Gore's attorneys plan to ask a Florida judge Monday to appoint a special master to oversee any recount or other remedy--an attempt to speed up the process.

Overturned Votes Were Local Races

Like virtually everything else in this battle for the U.S. presidency, the case will be unprecedented. "We have never had a challenge to the certification of a statewide election result," said Orlando attorney David Cardwell, former director of the Florida Division of Elections.

Florida judges have overturned a number of elections, but all of them involved local races. The key standard is whether the ballots in dispute could affect the outcome of the election. Gore's attorneys are likely to argue that actions in Miami-Dade, Palm Beach, Nassau and perhaps Seminole counties all could have made a difference.

"I am very optimistic," said Gore campaign attorney Ron Klain. "It is a basic principle of Florida law that an election certificate is invalid if the candidate said to be the winner actually got fewer votes. We think we can prove that Al Gore got more votes than Texas Gov. George W. Bush and should be declared the winner in Florida."

But USC law professor Erwin Chemerinsky, a Gore supporter, said an example of the hurdles facing the vice president was apparent on Thanksgiving Day when the Florida Supreme Court rejected the Gore team's request to order the Miami-Dade election canvassing board to resume the recount it halted the previous day.

The three-member board said it could not complete a full recount by 5 p.m. EST today--the deadline set by the Supreme Court--and it rejected the option of hand counting 10,750 ballots that registered no vote for president when run through a counting machine.

Gore had picked up 157 votes when the board halted the hand count and certified its previous results based on a machine recount. So Gore got none of those additional votes. Democratic attorney Kendall Coffey said the canvassing board violated the spirit of Tuesday night's Florida Supreme Court ruling that permitted hand recounts to continue.

"They had an important duty in a time of crisis, and they walked off the job," Coffey said.

Gore's attorneys will again challenge the board's action Monday when they file their lawsuit in Tallahassee, Fla., contesting the results.
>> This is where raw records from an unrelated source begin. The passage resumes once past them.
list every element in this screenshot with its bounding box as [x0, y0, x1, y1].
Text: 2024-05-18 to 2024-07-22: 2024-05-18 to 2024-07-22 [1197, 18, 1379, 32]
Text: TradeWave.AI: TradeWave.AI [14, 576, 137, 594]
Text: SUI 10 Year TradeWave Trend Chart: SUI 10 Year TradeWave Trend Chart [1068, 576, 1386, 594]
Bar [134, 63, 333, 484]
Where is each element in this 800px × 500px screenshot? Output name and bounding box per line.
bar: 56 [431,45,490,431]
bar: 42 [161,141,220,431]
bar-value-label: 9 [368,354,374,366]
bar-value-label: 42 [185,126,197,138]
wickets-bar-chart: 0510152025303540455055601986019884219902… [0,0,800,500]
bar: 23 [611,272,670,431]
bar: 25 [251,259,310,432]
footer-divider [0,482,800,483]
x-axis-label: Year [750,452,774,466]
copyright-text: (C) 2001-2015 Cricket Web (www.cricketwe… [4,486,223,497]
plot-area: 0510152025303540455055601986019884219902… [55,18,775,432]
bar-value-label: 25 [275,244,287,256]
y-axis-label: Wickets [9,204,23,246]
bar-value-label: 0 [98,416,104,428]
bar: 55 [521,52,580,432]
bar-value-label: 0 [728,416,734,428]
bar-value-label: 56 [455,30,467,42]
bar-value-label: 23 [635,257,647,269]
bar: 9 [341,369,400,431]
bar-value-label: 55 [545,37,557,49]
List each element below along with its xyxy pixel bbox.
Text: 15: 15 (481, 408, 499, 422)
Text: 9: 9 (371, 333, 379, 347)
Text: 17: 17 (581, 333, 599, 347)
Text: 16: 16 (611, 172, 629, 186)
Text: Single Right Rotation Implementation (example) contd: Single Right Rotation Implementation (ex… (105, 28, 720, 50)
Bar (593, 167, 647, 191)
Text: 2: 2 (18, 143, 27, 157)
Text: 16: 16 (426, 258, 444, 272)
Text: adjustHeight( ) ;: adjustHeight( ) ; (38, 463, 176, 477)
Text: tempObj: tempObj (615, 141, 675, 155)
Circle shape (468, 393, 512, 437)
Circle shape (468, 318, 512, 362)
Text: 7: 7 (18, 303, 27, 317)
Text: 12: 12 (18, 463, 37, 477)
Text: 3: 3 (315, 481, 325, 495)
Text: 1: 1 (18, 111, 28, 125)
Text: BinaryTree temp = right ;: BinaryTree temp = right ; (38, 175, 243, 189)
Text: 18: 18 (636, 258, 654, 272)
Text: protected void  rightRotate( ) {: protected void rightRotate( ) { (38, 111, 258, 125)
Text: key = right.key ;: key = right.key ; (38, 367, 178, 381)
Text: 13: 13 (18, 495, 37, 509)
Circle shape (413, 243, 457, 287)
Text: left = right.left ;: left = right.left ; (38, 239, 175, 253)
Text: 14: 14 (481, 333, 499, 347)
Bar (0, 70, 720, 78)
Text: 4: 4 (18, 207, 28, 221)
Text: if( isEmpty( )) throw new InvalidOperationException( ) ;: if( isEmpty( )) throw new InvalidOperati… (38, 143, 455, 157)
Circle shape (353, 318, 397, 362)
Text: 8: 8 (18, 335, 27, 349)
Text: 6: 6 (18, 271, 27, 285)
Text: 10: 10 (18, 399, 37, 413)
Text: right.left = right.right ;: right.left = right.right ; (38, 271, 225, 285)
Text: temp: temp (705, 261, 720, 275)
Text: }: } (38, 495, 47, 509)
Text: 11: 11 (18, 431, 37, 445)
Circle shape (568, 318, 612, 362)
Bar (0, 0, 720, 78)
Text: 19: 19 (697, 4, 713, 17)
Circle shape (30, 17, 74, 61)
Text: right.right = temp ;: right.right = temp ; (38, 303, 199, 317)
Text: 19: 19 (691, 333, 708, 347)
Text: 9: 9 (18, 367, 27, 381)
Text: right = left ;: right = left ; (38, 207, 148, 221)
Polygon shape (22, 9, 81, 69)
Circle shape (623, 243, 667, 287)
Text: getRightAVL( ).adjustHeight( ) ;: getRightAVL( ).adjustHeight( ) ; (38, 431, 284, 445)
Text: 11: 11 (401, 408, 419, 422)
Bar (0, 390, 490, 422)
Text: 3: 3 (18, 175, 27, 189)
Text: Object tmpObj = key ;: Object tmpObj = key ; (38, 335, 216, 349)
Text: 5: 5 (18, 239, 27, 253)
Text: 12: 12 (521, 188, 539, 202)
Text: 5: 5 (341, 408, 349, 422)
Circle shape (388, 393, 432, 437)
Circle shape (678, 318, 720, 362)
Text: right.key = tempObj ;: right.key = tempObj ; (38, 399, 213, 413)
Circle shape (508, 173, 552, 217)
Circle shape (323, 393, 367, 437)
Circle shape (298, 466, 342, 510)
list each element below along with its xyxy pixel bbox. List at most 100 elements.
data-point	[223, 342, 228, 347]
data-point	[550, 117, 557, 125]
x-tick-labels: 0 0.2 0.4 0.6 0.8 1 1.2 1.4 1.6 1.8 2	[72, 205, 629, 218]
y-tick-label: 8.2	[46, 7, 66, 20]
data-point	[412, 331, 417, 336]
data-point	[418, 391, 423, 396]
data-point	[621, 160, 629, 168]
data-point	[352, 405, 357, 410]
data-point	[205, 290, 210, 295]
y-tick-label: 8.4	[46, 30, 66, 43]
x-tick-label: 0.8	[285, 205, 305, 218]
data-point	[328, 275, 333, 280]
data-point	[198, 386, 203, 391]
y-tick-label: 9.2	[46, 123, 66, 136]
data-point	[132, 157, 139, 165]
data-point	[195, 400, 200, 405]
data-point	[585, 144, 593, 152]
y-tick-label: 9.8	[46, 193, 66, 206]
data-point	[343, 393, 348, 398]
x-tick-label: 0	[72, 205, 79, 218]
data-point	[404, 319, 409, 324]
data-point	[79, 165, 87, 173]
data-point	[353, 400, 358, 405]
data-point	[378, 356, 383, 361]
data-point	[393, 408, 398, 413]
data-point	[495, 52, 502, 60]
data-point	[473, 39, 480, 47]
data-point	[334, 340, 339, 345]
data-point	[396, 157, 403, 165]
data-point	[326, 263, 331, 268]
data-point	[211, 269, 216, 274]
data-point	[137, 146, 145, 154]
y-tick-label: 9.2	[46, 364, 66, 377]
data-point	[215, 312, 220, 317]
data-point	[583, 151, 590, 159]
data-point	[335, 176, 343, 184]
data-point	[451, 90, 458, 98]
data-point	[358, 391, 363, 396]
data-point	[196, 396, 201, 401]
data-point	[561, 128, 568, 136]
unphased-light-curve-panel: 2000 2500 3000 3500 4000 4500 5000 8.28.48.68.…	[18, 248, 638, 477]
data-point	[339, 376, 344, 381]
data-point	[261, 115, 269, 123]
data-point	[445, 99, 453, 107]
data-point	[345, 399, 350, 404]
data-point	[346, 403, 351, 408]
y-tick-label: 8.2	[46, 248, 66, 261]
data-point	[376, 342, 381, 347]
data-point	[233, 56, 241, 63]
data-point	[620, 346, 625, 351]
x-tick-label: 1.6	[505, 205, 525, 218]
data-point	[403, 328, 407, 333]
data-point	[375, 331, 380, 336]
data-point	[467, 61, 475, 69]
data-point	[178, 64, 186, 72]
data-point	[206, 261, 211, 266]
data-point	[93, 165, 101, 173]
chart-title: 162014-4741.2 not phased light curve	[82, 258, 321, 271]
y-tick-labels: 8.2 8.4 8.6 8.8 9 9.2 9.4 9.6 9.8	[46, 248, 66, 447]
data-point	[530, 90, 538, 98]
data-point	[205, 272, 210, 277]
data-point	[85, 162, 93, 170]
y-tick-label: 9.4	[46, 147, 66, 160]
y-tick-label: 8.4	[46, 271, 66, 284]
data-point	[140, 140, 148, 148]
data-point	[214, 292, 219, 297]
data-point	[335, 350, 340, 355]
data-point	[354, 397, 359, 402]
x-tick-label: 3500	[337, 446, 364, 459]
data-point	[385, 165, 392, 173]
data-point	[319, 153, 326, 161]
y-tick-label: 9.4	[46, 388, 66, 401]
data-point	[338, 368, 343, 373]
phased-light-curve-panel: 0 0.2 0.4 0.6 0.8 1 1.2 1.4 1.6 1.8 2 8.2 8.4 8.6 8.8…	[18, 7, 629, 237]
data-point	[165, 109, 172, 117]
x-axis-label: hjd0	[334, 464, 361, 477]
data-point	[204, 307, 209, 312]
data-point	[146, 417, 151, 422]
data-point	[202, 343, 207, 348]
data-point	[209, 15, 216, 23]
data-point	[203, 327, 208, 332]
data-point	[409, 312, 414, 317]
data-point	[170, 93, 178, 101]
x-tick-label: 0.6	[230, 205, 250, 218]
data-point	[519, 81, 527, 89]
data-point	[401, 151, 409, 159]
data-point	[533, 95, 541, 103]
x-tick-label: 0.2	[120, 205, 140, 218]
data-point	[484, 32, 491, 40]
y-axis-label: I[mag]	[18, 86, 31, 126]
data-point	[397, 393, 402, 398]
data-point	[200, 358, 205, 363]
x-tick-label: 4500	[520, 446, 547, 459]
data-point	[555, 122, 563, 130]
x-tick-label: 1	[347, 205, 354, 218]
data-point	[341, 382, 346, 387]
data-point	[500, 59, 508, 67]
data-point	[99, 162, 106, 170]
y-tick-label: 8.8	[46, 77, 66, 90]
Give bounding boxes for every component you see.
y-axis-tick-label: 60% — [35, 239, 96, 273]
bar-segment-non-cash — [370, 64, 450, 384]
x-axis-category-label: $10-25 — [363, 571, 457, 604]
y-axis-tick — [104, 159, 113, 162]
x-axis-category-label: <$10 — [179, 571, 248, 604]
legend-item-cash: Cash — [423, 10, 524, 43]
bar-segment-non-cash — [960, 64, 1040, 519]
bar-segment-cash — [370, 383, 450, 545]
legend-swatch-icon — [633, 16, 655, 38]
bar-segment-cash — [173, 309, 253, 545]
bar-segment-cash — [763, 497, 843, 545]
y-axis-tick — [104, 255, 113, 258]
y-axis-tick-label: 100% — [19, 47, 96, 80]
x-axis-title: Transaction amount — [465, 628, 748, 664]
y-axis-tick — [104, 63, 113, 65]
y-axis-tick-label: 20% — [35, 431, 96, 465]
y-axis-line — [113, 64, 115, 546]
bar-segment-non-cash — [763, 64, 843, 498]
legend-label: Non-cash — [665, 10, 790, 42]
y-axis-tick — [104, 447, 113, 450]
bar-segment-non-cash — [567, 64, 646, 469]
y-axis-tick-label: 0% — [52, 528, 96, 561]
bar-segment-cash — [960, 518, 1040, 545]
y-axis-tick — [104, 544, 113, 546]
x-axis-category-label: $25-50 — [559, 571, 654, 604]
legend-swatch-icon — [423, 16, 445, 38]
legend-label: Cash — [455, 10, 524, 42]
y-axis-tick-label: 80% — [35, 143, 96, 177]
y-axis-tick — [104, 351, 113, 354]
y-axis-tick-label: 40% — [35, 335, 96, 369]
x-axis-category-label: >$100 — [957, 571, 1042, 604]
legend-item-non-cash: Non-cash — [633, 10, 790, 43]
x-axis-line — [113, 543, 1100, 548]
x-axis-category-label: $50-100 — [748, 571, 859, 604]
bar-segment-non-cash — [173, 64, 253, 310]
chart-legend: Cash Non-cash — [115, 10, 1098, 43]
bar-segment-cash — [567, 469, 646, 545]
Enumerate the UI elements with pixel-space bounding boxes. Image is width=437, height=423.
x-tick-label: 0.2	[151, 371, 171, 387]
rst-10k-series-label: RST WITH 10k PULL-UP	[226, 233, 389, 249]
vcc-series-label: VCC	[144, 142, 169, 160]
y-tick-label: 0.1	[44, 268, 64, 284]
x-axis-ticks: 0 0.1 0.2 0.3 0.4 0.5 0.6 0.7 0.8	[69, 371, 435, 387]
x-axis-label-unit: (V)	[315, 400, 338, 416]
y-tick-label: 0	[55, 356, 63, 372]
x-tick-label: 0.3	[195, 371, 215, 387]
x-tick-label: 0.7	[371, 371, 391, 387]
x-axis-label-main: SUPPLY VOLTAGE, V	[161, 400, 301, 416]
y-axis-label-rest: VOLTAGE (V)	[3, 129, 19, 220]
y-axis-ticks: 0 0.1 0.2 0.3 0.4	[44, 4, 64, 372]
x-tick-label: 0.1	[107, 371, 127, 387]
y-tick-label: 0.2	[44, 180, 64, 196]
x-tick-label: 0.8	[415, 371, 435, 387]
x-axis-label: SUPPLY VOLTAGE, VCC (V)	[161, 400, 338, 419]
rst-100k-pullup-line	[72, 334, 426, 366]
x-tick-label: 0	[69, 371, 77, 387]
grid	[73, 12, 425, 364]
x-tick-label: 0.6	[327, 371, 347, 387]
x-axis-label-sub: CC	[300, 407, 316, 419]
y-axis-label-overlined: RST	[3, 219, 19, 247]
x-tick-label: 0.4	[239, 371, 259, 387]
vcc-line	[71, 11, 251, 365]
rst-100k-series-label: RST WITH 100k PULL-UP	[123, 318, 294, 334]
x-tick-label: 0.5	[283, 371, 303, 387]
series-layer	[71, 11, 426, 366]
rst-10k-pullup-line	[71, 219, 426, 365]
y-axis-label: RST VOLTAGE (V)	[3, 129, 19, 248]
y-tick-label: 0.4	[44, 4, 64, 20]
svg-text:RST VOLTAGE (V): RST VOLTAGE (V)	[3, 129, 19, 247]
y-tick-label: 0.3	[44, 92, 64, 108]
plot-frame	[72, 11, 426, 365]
'Contest' Occurs After Certification

Up to now, the challenges have been raised under the "protest" provision of Florida election law. The new lawsuit will be brought under the "contest" provision, which comes into effect after results are formally certified by the secretary of state, which is expected to occur today.

Columbia University law professor Samuel Issacharoff said he doubted that Florida courts would require a recount. "The Florida Supreme Court has not wanted to get involved in the mechanics of counting the votes. They have not ordered the counties to do anything."

Gore's lawyers are expected to argue that the Miami-Dade board had no choice but to complete the recount. They point to a provision in state law that says counties "shall manually recount all ballots" if officials find "an error in the vote tabulation which could affect the outcome of the election."

Some legal experts said Gore's lawyers must clear at least two hurdles to obtain any further recount in Miami-Dade.

"They have to argue the recount is mandatory, not discretionary, and there's nothing in the Florida Supreme Court opinion to say that," Chemerinsky said.

Florida law gives the county election boards the power to count, and if necessary, recount votes.

Even if Gore's attorneys convince a judge that a recount is required under the law, they must also persuade the courts to extend the deadlines for tallying the votes. Chemerinsky says he sees nothing in the Florida Supreme Court ruling to encourage Gore's lawyers.

The state justices "were obviously troubled by the upcoming Dec. 12 deadline [for choosing electors]," Chemerinsky said. "Would they be willing to extend that deadline? Nothing in the opinion suggests a positive answer" for the Gore side.